🤖 AI Summary
This work proposes Collaborative Fine-Tuning (CoFT), a framework for efficiently adapting pre-trained vision-language models to downstream tasks in the absence of human-annotated data. CoFT leverages unlabeled data through an unsupervised fine-tuning strategy based on a dual-model cross-modal collaboration mechanism. It introduces sample-dependent positive and negative textual prompts to model pseudo-label quality, thereby eliminating the need for handcrafted confidence thresholds. A lightweight visual adaptation module and a collaborative pseudo-label filtering mechanism are designed to mitigate confirmation bias and recover informative low-confidence samples. The approach integrates a two-stage training strategy with parameter-efficient fine-tuning. Experimental results demonstrate that CoFT significantly outperforms existing unsupervised methods across multiple downstream tasks and even surpasses several few-shot supervised baselines.
📝 Abstract
Large-scale vision-language models (VLMs) such as CLIP exhibit strong zero-shot generalization, but adapting them to downstream tasks typically requires costly labeled data.

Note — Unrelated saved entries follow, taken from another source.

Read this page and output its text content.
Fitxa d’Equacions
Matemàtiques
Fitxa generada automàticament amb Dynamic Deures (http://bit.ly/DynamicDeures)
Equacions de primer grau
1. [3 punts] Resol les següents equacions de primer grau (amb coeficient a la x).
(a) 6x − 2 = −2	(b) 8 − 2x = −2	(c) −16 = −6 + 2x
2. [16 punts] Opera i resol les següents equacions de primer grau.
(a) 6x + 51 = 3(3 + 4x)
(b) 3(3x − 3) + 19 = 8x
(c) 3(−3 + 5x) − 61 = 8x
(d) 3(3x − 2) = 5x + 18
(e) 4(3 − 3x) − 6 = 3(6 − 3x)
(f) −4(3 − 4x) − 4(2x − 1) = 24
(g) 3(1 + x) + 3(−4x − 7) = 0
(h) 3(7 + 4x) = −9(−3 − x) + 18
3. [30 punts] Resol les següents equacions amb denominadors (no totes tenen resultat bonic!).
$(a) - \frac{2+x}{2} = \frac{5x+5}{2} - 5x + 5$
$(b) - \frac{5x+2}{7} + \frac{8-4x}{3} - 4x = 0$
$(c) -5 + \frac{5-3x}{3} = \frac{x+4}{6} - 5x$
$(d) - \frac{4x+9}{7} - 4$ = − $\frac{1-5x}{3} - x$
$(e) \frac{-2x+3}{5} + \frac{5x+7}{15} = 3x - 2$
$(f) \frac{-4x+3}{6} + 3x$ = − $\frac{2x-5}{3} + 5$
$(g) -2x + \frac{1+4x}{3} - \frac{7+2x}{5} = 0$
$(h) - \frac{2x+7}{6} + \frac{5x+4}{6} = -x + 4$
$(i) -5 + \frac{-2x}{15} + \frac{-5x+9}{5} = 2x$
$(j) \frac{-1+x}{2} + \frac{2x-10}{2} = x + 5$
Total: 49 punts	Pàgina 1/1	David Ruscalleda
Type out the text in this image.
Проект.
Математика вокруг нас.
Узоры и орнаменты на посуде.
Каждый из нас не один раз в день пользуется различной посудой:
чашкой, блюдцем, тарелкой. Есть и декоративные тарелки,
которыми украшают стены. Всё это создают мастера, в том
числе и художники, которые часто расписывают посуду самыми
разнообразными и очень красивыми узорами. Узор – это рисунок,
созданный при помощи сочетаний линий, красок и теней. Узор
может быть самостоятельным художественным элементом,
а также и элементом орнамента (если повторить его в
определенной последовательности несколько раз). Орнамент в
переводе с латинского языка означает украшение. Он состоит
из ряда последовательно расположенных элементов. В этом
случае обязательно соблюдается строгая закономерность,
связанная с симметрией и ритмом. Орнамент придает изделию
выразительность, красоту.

Existing unsupervised self-training methods rely on pseudo-labeling, yet often suffer from unreliable confidence filtering, confirmation bias, and underutilization of low-confidence samples. We propose Collaborative Fine-Tuning (CoFT), an unsupervised adaptation framework that leverages unlabeled data through a dual-model, cross-modal collaboration mechanism. CoFT introduces a dual-prompt learning strategy with positive and negative textual prompts to explicitly model pseudo-label cleanliness in a sample-dependent manner, removing the need for hand-crafted thresholds or noise assumptions. The negative prompt also regularizes lightweight visual adaptation modules, improving robustness under noisy supervision. CoFT employs a two-phase training scheme, transitioning from parameter-efficient fine-tuning on high-confidence samples to full fine-tuning guided by collaboratively filtered pseudo-labels. Building on CoFT, CoFT+ further enhances adaptation via iterative fine-tuning, momentum contrastive learning, and LLM-generated prompts. Extensive experiments demonstrate consistent gains over existing unsupervised methods and even few-shot supervised baselines.